Wednesday, 9 February 2011

New Gurney Website

On behalf of the Ivor Gurney Society, in my spare moments between editing the Coronation March, to be premiered in June, completing the Gloucester archive catalogue and writing the PhD, I have recently been developing a new website, expanding the resources to include sample pages of manuscript, examples of Gurney's music and poetry, articles by and on Gurney, details of archives, and many other resources. Some of this is yet to be fully implemented, but the website as it stands has today gone 'live'.

Visit www.ivorgurney.org.uk to explore the new site, and visit it again in the near future to take advantage of the developing resources. You can even take advantage of the Society shop, through which editions of the Society Journal can be purchased, and should you not be a member already, you can join online.

6 comments:

Pamela said...

An excellent start, Philip.
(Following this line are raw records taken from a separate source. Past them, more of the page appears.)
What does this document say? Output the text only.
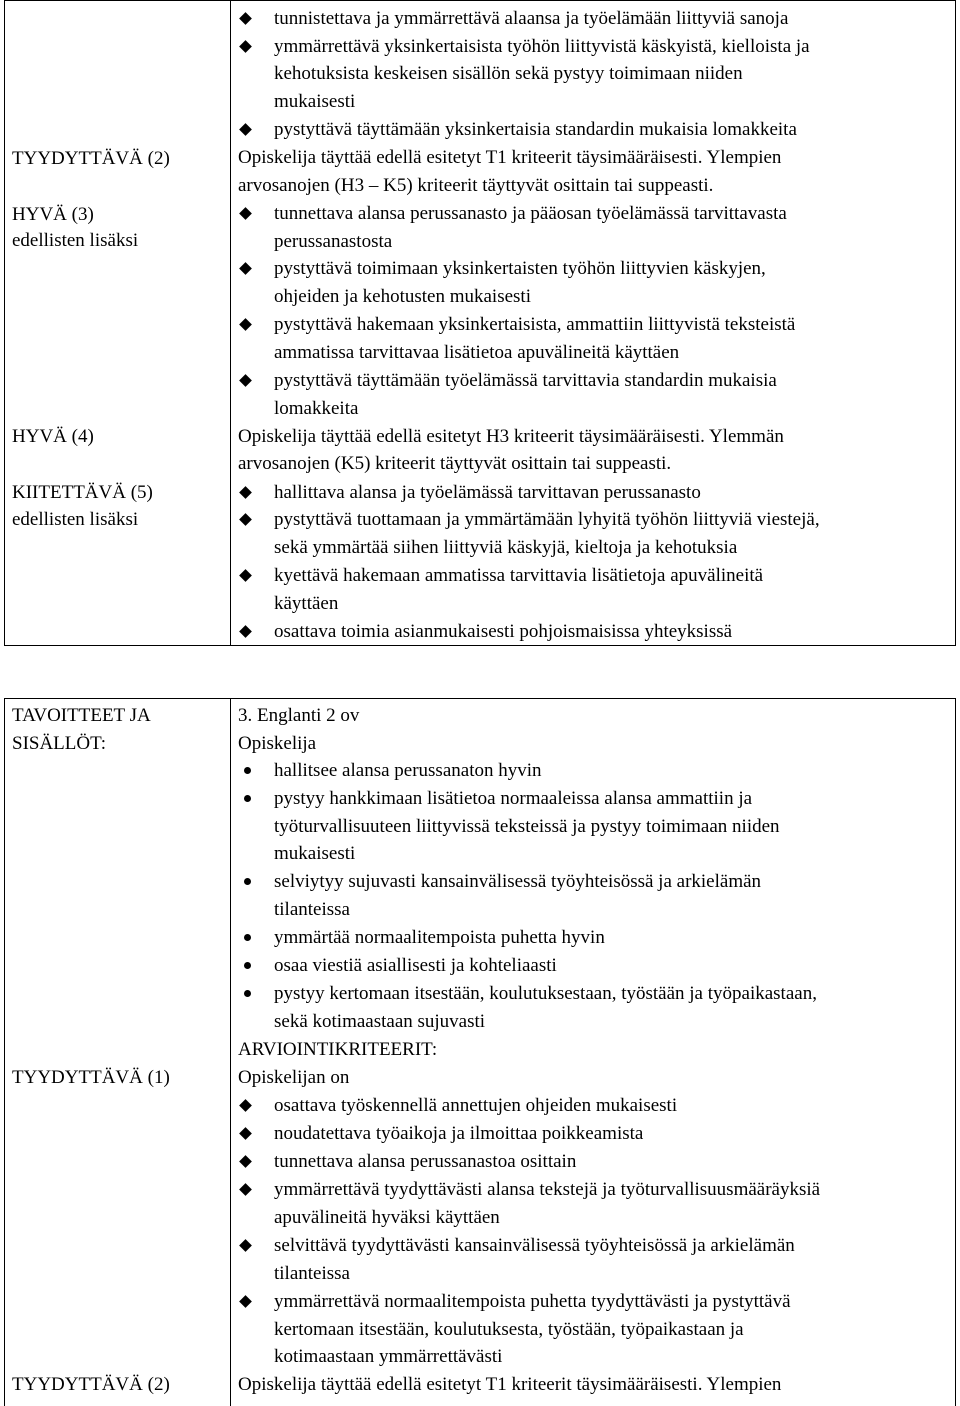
TYYDYTTÄVÄ (2)
HYVÄ (3)
edellisten lisäksi
HYVÄ (4)
KIITETTÄVÄ (5)
edellisten lisäksi
tunnistettava ja ymmärrettävä alaansa ja työelämään liittyviä sanoja
ymmärrettävä yksinkertaisista työhön liittyvistä käskyistä, kielloista ja
kehotuksista keskeisen sisällön sekä pystyy toimimaan niiden
mukaisesti
pystyttävä täyttämään yksinkertaisia standardin mukaisia lomakkeita
Opiskelija täyttää edellä esitetyt T1 kriteerit täysimääräisesti. Ylempien
arvosanojen (H3 – K5) kriteerit täyttyvät osittain tai suppeasti.
tunnettava alansa perussanasto ja pääosan työelämässä tarvittavasta
perussanastosta
pystyttävä toimimaan yksinkertaisten työhön liittyvien käskyjen,
ohjeiden ja kehotusten mukaisesti
pystyttävä hakemaan yksinkertaisista, ammattiin liittyvistä teksteistä
ammatissa tarvittavaa lisätietoa apuvälineitä käyttäen
pystyttävä täyttämään työelämässä tarvittavia standardin mukaisia
lomakkeita
Opiskelija täyttää edellä esitetyt H3 kriteerit täysimääräisesti. Ylemmän
arvosanojen (K5) kriteerit täyttyvät osittain tai suppeasti.
hallittava alansa ja työelämässä tarvittavan perussanasto
pystyttävä tuottamaan ja ymmärtämään lyhyitä työhön liittyviä viestejä,
sekä ymmärtää siihen liittyviä käskyjä, kieltoja ja kehotuksia
kyettävä hakemaan ammatissa tarvittavia lisätietoja apuvälineitä
käyttäen
osattava toimia asianmukaisesti pohjoismaisissa yhteyksissä
TAVOITTEET JA
SISÄLLÖT:
TYYDYTTÄVÄ (1)
TYYDYTTÄVÄ (2)
3. Englanti 2 ov
Opiskelija
hallitsee alansa perussanaton hyvin
pystyy hankkimaan lisätietoa normaaleissa alansa ammattiin ja
työturvallisuuteen liittyvissä teksteissä ja pystyy toimimaan niiden
mukaisesti
selviytyy sujuvasti kansainvälisessä työyhteisössä ja arkielämän
tilanteissa
ymmärtää normaalitempoista puhetta hyvin
osaa viestiä asiallisesti ja kohteliaasti
pystyy kertomaan itsestään, koulutuksestaan, työstään ja työpaikastaan,
sekä kotimaastaan sujuvasti
ARVIOINTIKRITEERIT:
Opiskelijan on
osattava työskennellä annettujen ohjeiden mukaisesti
noudatettava työaikoja ja ilmoittaa poikkeamista
tunnettava alansa perussanastoa osittain
ymmärrettävä tyydyttävästi alansa tekstejä ja työturvallisuusmääräyksiä
apuvälineitä hyväksi käyttäen
selvittävä tyydyttävästi kansainvälisessä työyhteisössä ja arkielämän
tilanteissa
ymmärrettävä normaalitempoista puhetta tyydyttävästi ja pystyttävä
kertomaan itsestään, koulutuksesta, työstään, työpaikastaan ja
kotimaastaan ymmärrettävästi
Opiskelija täyttää edellä esitetyt T1 kriteerit täysimääräisesti. Ylempien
Thank you for making the new website a reality. It is simple and easy to use.

Pam

Philip Lancaster said...

Gurney's recollections of Sir Charles Stanford are now available of the Gurney Society website, under 'Articles by Gurney'. A fascinating view of his teacher...

Mathias Richter said...

Great work, Philip!
May I suggest a further subpage listing settings of Ivor's poems?
Regards,
Mathias

Philip Lancaster said...

Matthias,
Many thanks for your suggestion. In due course, once the full bibliography is completed, all of the settings of Gurney's poetry will indeed be available on the site, so watch this space! I hope to get round to this in the next few weeks or so.
Best wishes,
Philip

michael newth said...

Congratulations on the new website, Philip. You are doing a great service for a great artist, which is, and always will be, much appreciated by the circle of Gurneyophiles your own many-faceted work is widening daily. Michael Newth, on behalf of all Antipodean songlovers.

Friend of Cranham boy. said...

Have just bought a 1st edition of Gurney's poetry. How moving. I went to visit his grave at Twigworth Church; seemed a poignantly sad spot, and in need of a loving tidy up. Do not forget him Severn meadows.